Revenons au sujet de la formation des enseignants, vous avez dit que beaucoup venaient des niveaux les plus pauvres. Mais comment faire pour inverser cette tendance ?
Je ne fais pas nécessairement référence à l’aspect socio-économique. Je fais référence à une certaine pauvreté dans les résultats académiques qu’ils ont eu tout au long de leur parcours. Beaucoup aimeraient étudier les sciences, la santé, la médecine, l’ingénierie, mais leurs résultats ne sont pas suffisants pour être admis dans ces programmes, et souvent ils optent plutôt pour des études en éducation qui ont des critères d’admission plus bas. Cette certaine pauvreté se reflète également dans une limitation des aspirations professionnelles. Maintenant, comment transformer cela ? Je ne sais pas, c’est compliqué. Il y a des gens qui proposent des solutions faciles, comme des incitations économiques… mais cela a aussi à voir avec la culture. Lorsqu’on voit ce qu’un enseignant représente en Finlande, en Corée du Sud ou au Japon, où c’est une personne socialement respectée presque de manière révérencielle, on se rend compte qu’elle apporte une série de conséquences positives parce qu’elle est fière de sa haute formation professionnelle.

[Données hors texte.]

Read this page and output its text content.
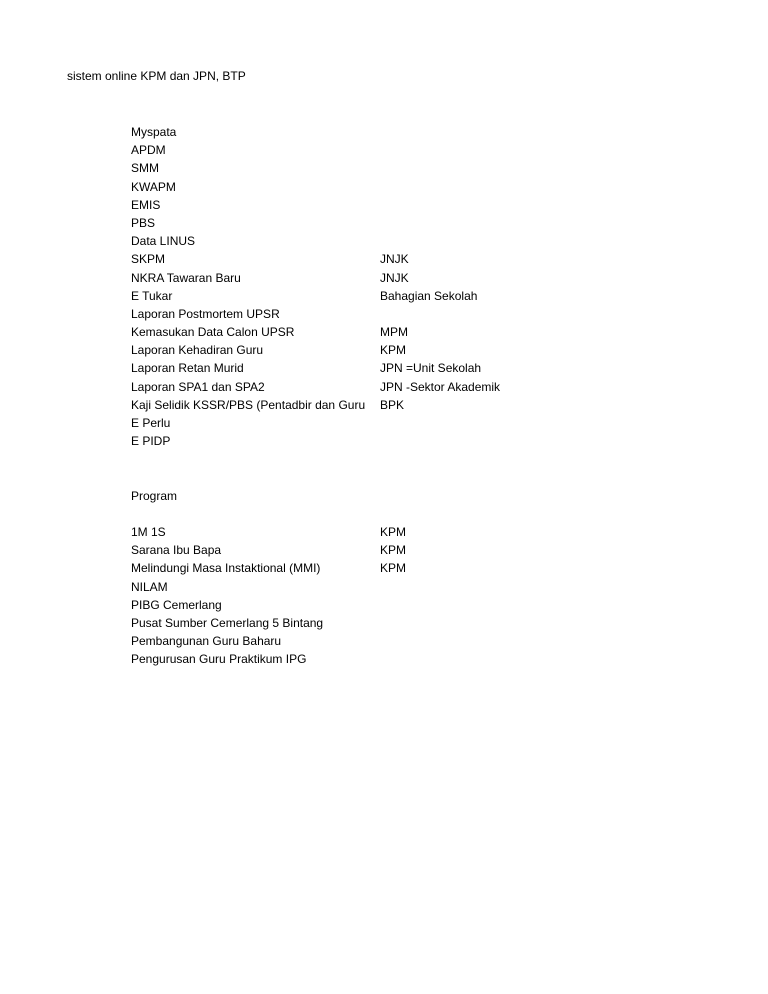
sistem online KPM dan JPN, BTP
Myspata
APDM
SMM
KWAPM
EMIS
PBS
Data LINUS
SKPM	JNJK
NKRA Tawaran Baru	JNJK
E Tukar	Bahagian Sekolah
Laporan Postmortem UPSR
Kemasukan Data Calon UPSR	MPM
Laporan Kehadiran Guru	KPM
Laporan Retan Murid	JPN =Unit Sekolah
Laporan SPA1 dan SPA2	JPN -Sektor Akademik
Kaji Selidik KSSR/PBS (Pentadbir dan Guru	BPK
E Perlu
E PIDP
Program
1M 1S	KPM
Sarana Ibu Bapa	KPM
Melindungi Masa Instaktional (MMI)	KPM
NILAM
PIBG Cemerlang
Pusat Sumber Cemerlang 5 Bintang
Pembangunan Guru Baharu
Pengurusan Guru Praktikum IPG
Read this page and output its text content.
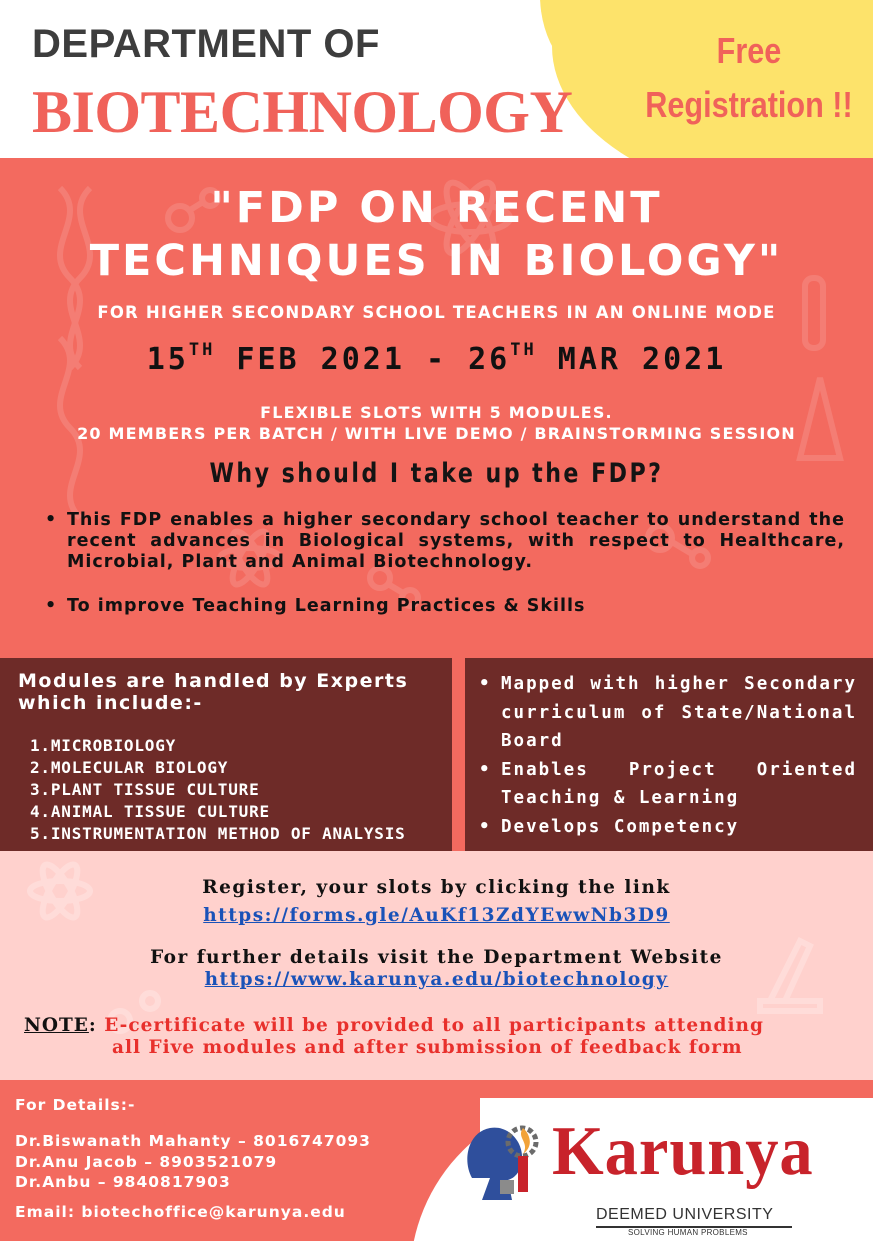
DEPARTMENT OF
BIOTECHNOLOGY
Free
Registration !!
"FDP ON RECENT
TECHNIQUES IN BIOLOGY"
FOR HIGHER SECONDARY SCHOOL TEACHERS IN AN ONLINE MODE
15TH FEB 2021 - 26TH MAR 2021
FLEXIBLE SLOTS WITH 5 MODULES.
20 MEMBERS PER BATCH / WITH LIVE DEMO / BRAINSTORMING SESSION
Why should I take up the FDP?
• This FDP enables a higher secondary school teacher to understand the recent advances in Biological systems, with respect to Healthcare, Microbial, Plant and Animal Biotechnology.
• To improve Teaching Learning Practices & Skills
Modules are handled by Experts
which include:-
1.MICROBIOLOGY
2.MOLECULAR BIOLOGY
3.PLANT TISSUE CULTURE
4.ANIMAL TISSUE CULTURE
5.INSTRUMENTATION METHOD OF ANALYSIS
• Mapped with higher Secondary curriculum of State/National Board
• Enables Project Oriented Teaching & Learning
• Develops Competency
Register, your slots by clicking the link
https://forms.gle/AuKf13ZdYEwwNb3D9
For further details visit the Department Website
https://www.karunya.edu/biotechnology
NOTE: E-certificate will be provided to all participants attending
all Five modules and after submission of feedback form
For Details:-
Dr.Biswanath Mahanty – 8016747093
Dr.Anu Jacob – 8903521079
Dr.Anbu – 9840817903
Email: biotechoffice@karunya.edu
Karunya
DEEMED UNIVERSITY
SOLVING HUMAN PROBLEMS
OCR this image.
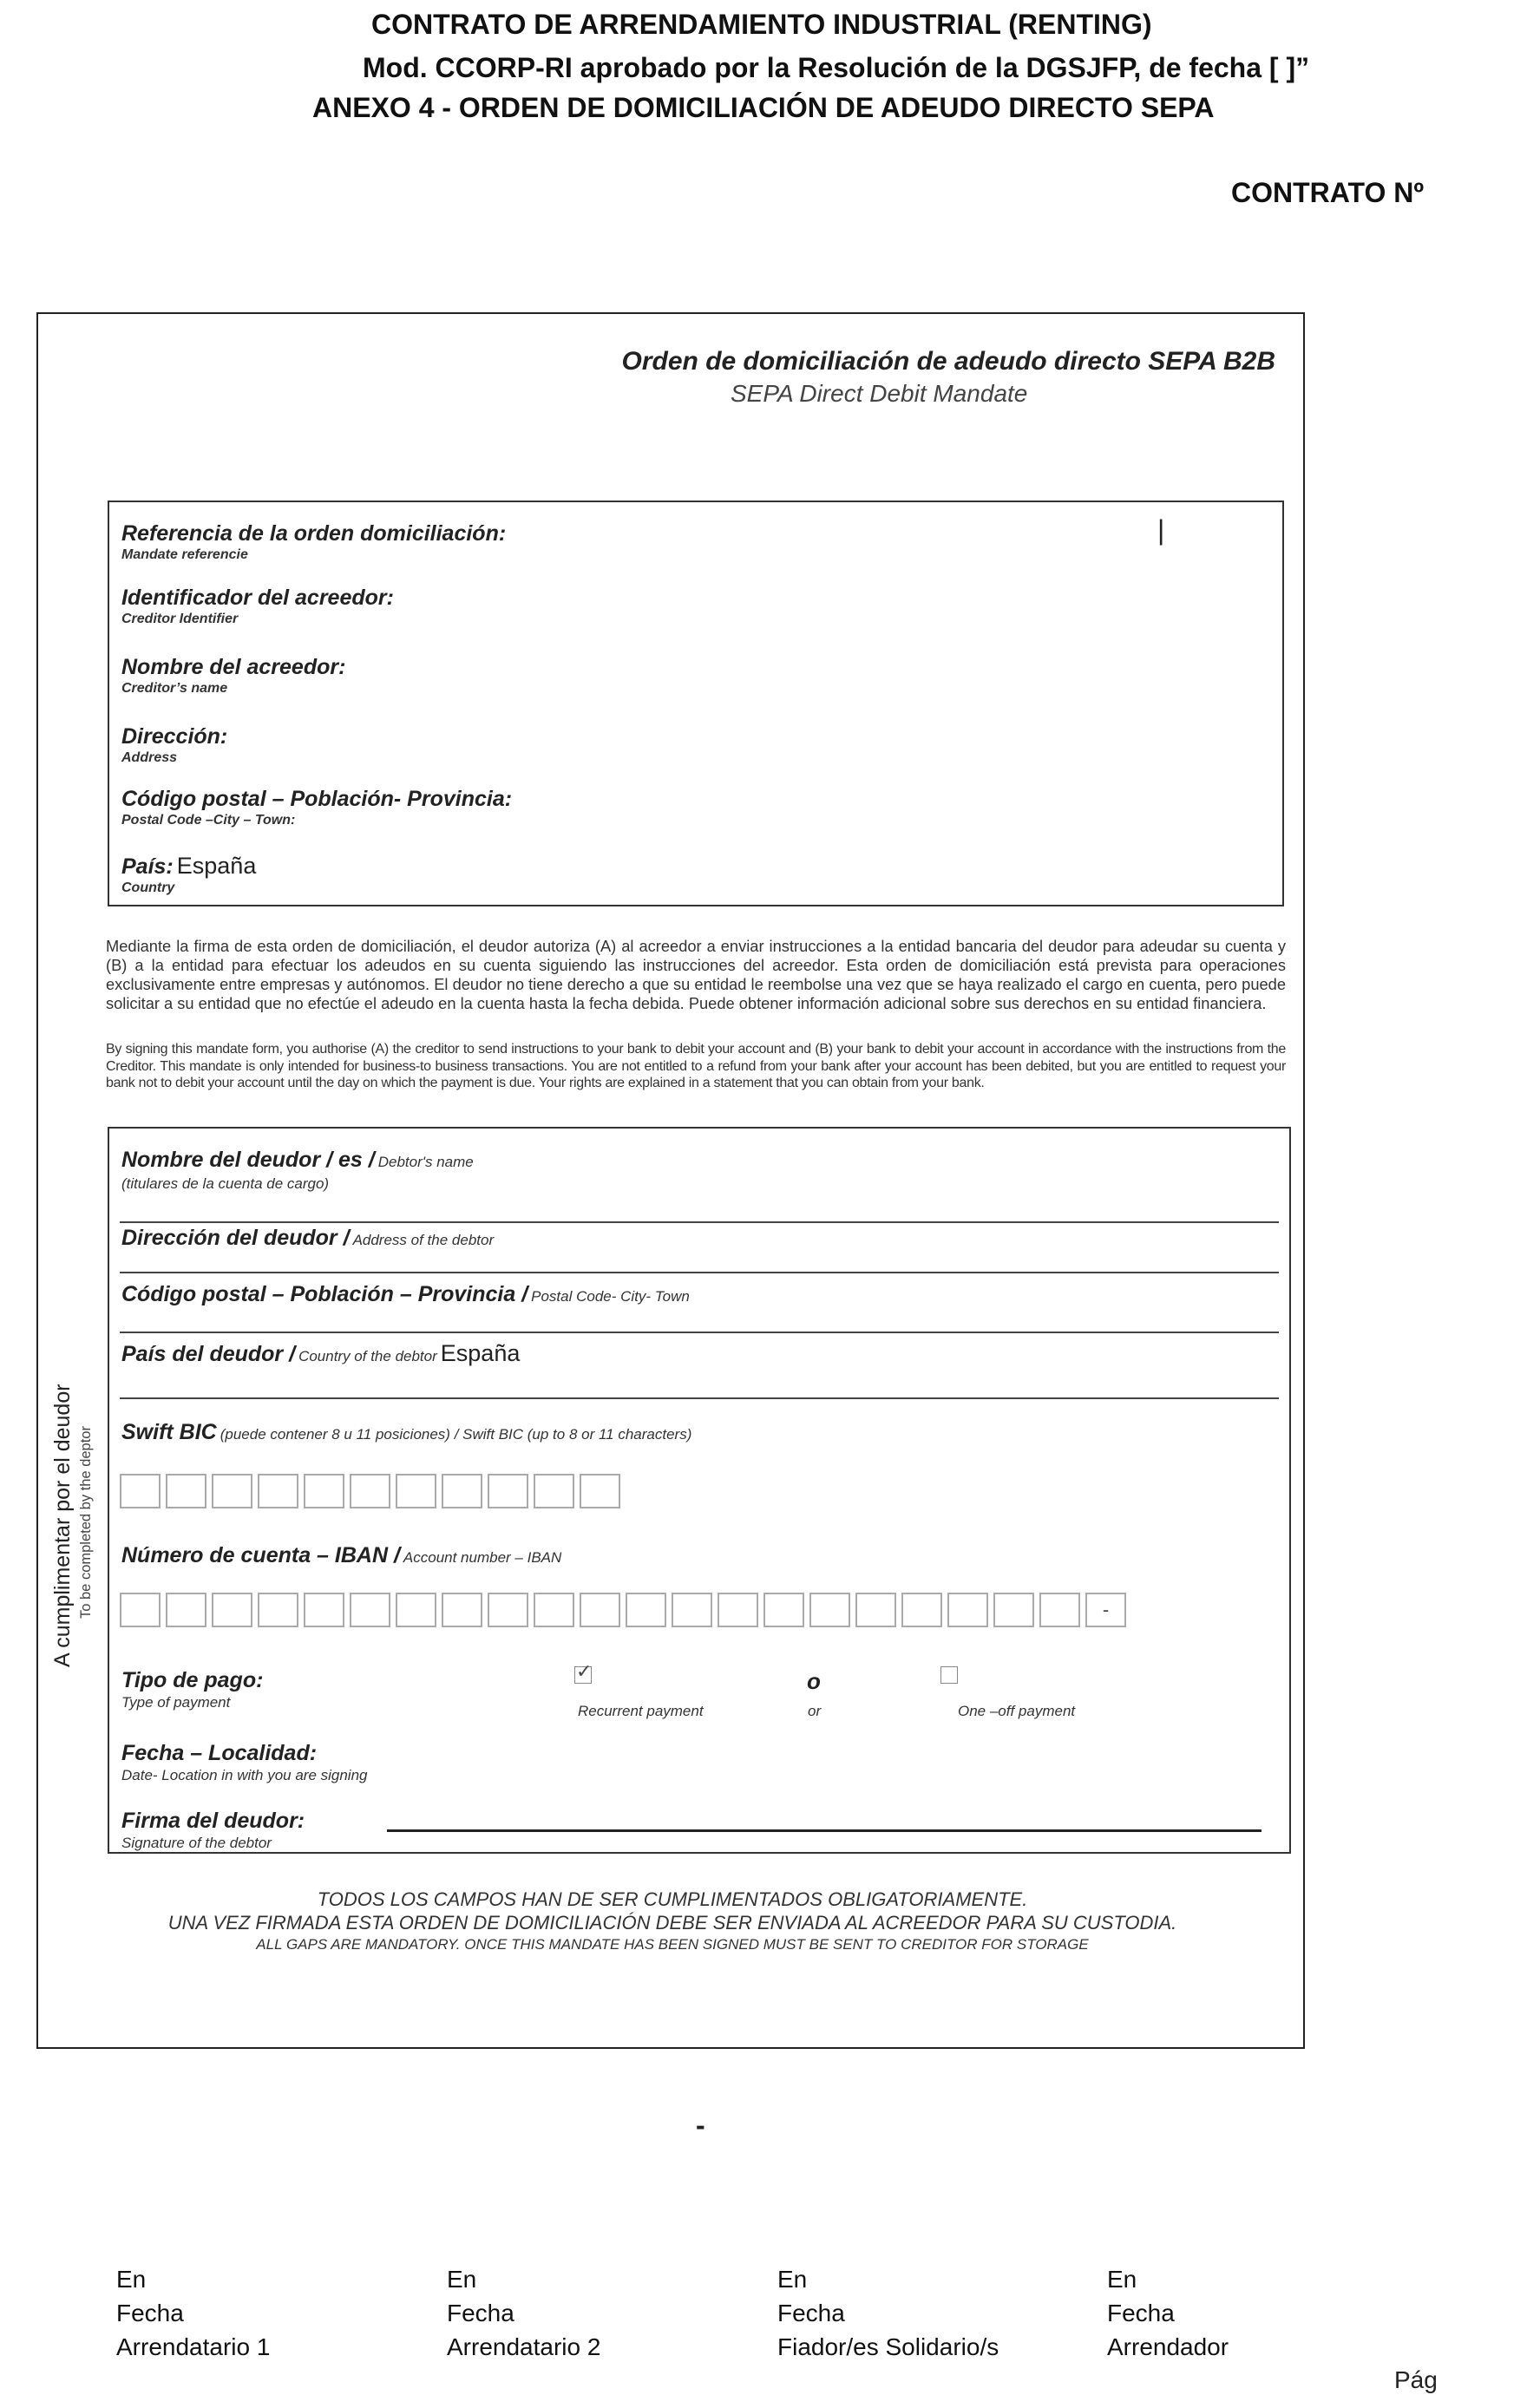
CONTRATO DE ARRENDAMIENTO INDUSTRIAL (RENTING)
Mod. CCORP-RI aprobado por la Resolución de la DGSJFP, de fecha [ ]”
ANEXO 4 - ORDEN DE DOMICILIACIÓN DE ADEUDO DIRECTO SEPA
CONTRATO Nº
Orden de domiciliación de adeudo directo SEPA B2B
SEPA Direct Debit Mandate
Referencia de la orden domiciliación:
Mandate referencie
|
Identificador del acreedor:
Creditor Identifier
Nombre del acreedor:
Creditor’s name
Dirección:
Address
Código postal – Población- Provincia:
Postal Code –City – Town:
País: España
Country

Mediante la firma de esta orden de domiciliación, el deudor autoriza (A) al acreedor a enviar instrucciones a la entidad bancaria del deudor para adeudar su cuenta y (B) a la entidad para efectuar los adeudos en su cuenta siguiendo las instrucciones del acreedor. Esta orden de domiciliación está prevista para operaciones exclusivamente entre empresas y autónomos. El deudor no tiene derecho a que su entidad le reembolse una vez que se haya realizado el cargo en cuenta, pero puede solicitar a su entidad que no efectúe el adeudo en la cuenta hasta la fecha debida. Puede obtener información adicional sobre sus derechos en su entidad financiera.

By signing this mandate form, you authorise (A) the creditor to send instructions to your bank to debit your account and (B) your bank to debit your account in accordance with the instructions from the Creditor. This mandate is only intended for business-to business transactions. You are not entitled to a refund from your bank after your account has been debited, but you are entitled to request your bank not to debit your account until the day on which the payment is due. Your rights are explained in a statement that you can obtain from your bank.

A cumplimentar por el deudor To be completed by the deptor
Nombre del deudor / es / Debtor's name
(titulares de la cuenta de cargo)
Dirección del deudor / Address of the debtor
Código postal – Población – Provincia / Postal Code- City- Town
País del deudor / Country of the debtor España
Swift BIC (puede contener 8 u 11 posiciones) / Swift BIC (up to 8 or 11 characters)
Número de cuenta – IBAN / Account number – IBAN
-
Tipo de pago:
Type of payment
✓
Recurrent payment
o
or	One –off payment
Fecha – Localidad:
Date- Location in with you are signing
Firma del deudor:
Signature of the debtor
TODOS LOS CAMPOS HAN DE SER CUMPLIMENTADOS OBLIGATORIAMENTE.
UNA VEZ FIRMADA ESTA ORDEN DE DOMICILIACIÓN DEBE SER ENVIADA AL ACREEDOR PARA SU CUSTODIA.
ALL GAPS ARE MANDATORY. ONCE THIS MANDATE HAS BEEN SIGNED MUST BE SENT TO CREDITOR FOR STORAGE
-
En
Fecha
Arrendatario 1
En
Fecha
Arrendatario 2
En
Fecha
Fiador/es Solidario/s
En
Fecha
Arrendador
Pág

Une des conclusions du rapport est que la couverture éducative a augmenté mais pas la qualité de l’éducation. Jusqu’où la couverture éducative est-elle importante s’il n’y a pas de qualité ?
La couverture est très importante car quelque chose vaut toujours mieux que rien. Si des personnes qui n’avaient pas accès à l’école peuvent maintenant y aller, elles apprendront quelque chose. Mais ce n’est pas suffisant pour rivaliser dans un monde globalisé d’une exigence très élevée.
Comment la technologie peut-elle contribuer à améliorer la qualité de l’éducation ?
En Amérique latine, on a cru que l’intégration des nouvelles technologies consistait à distribuer des tablettes dans les écoles primaires, mais cela ne changeait rien. L’enjeu est de changer la mentalité d’un enfant pour qu’il devienne chercheur, qu’il ressente une passion pour les choses et qu’on lui permette de développer ses propres intérêts dès son plus jeune âge. Il s’agit d’un enfant qui apprend à lire parce qu’il trouve un sens à la lecture. Mais si on continue à lui dire de lire pour réussir aux examens, cela ne fonctionnera jamais.
Bien que le Chili ait enregistré les meilleurs résultats, des critiques généralisées remettent en question la qualité de son système éducatif. Le Chili se distingue-t-il réellement du reste de l’Amérique latine ?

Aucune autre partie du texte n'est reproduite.